Representante da família da mãe que pediu para ter a identidade preservada, o advogado Tiago Alencar Moreira afirma que, quando a criança nasceu, a mãe estava sedada; por isso, ela não teve condições de reconhecer a criança no IML.
“No dia de reconhecer o filho no SVO, ela foi levada para uma sala, onde viu o bebê por um vidro. Mostraram uma criança e disseram que só havia aquele corpo no local. O erro começou aí: existiam dois corpos no local, e o pessoal que fez o procedimento achava que era só um”, detalhou Tiago.
Na avaliação do advogado, o equívoco foi “grotesco”, e a troca poderia ser evitada. “É preciso respeitar o momento de dor dessa família. Ela está totalmente desamparada”, enfatizou.
“Desculpas esfarrapadas”
A advogada Vera Lúcia Vieira Caixeta, que representa a família de Thaylor Gael e a família da criança anônima, junto a Tiago, também considera a situação grave. Ela destaca que o corpo do bebê que sobreviveu por quatro horas foi levado para o IML e para o SVO devidamente identificado com uma pulseira, com o nome da mãe.
Por ter passado por uma cesariana, Tamires só teve alta no fim da segunda-feira (23/10). “Ela contratou funerária, pagou a urna, escolheu, o que é um fato muito triste, comprou flores. Pagou R$ 2,8 mil para fazer o funeral da criança. Quando chegou ao IML para receber o filho, deram um chá de cadeira nela. Ela esperou quatro horas, deram desculpas esfarrapadas e, no fim da história, disseram que a criança dela tinha sido entregue a outra mãe, por engano de servidores do SVO.”
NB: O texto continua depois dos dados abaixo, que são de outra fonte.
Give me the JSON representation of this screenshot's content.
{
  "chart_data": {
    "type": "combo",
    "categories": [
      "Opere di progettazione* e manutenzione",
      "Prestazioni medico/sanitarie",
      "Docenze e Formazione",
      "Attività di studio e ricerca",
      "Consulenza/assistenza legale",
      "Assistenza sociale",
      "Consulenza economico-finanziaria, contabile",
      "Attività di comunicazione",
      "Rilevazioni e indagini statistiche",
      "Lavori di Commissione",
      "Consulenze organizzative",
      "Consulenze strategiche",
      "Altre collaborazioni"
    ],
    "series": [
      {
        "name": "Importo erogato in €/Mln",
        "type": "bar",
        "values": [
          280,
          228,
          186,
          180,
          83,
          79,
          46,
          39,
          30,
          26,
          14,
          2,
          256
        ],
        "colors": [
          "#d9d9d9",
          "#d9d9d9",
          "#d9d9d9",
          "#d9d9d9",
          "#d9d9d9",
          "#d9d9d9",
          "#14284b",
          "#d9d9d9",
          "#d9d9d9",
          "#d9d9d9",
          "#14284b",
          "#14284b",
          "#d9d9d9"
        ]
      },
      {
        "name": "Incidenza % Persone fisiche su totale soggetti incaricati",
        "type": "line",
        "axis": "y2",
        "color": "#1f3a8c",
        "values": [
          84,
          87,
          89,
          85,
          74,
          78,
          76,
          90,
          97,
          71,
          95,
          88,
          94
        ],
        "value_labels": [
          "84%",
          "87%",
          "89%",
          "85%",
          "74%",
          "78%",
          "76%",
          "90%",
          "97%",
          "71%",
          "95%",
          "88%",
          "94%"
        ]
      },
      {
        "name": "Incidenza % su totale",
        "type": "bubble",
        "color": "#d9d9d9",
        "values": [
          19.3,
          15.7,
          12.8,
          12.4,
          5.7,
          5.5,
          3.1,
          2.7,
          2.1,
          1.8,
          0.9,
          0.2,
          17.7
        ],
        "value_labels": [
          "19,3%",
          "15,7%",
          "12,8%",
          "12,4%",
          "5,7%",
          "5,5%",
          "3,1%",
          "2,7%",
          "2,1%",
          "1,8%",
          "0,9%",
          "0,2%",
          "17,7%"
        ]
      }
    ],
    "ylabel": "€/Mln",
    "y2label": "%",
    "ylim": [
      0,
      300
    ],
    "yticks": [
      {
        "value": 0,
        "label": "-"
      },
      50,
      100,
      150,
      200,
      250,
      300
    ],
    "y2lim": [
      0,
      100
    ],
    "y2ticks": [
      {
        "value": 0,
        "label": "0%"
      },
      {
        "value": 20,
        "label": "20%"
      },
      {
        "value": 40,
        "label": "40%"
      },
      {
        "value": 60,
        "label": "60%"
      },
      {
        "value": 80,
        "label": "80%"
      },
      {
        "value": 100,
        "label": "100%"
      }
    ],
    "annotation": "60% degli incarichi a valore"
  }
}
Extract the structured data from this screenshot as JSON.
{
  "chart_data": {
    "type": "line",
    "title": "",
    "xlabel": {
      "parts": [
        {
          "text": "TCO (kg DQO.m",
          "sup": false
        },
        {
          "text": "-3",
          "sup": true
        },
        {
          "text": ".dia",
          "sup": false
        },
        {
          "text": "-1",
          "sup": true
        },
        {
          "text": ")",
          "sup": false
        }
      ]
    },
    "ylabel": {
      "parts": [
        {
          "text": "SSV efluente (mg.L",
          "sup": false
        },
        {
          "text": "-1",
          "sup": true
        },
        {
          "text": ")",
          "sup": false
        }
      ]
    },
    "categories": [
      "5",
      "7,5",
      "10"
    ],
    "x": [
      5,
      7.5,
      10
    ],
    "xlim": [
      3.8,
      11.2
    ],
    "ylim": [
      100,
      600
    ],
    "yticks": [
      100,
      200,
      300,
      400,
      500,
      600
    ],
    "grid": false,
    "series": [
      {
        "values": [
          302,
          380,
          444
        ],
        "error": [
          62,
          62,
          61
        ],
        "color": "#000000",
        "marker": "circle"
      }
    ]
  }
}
Depois disso, o SVO convocou a segunda mãe, que se dirigiu à 1ª Delegacia de Polícia de Luziânia para prestar as informações necessárias à destroca. “O filho dela, que ela achava estar sepultado, ainda se encontrava no IML. E a outra mãe [Tamires] não teve direito de enterrar o filho dignamente”, destacou a advogada Vera Lúcia.
“É um erro imperdoável de um servidor público. Porque pega a pessoa em um momento de extrema fragilidade, uma mãe de pós-parto e perda de uma criança no puerpério, em situação de alta vulnerabilidade social. As duas mães não são de famílias abastadas. O que gera um agravamento da situação. Além disso, temos o trauma psicológico e o sofrimento que abala uma mulher de forma permanente”, comentou.
Segundo a advogada, Tamires cogita ajuizar uma ação de reparação de danos contra o município.
Posicionamento
Responsável pelo SVO e questionada pelo Metrópoles, a Prefeitura de Luziânia não deu retorno até a mais recente atualização desta reportagem. O espaço segue aberto para eventuais manifestações.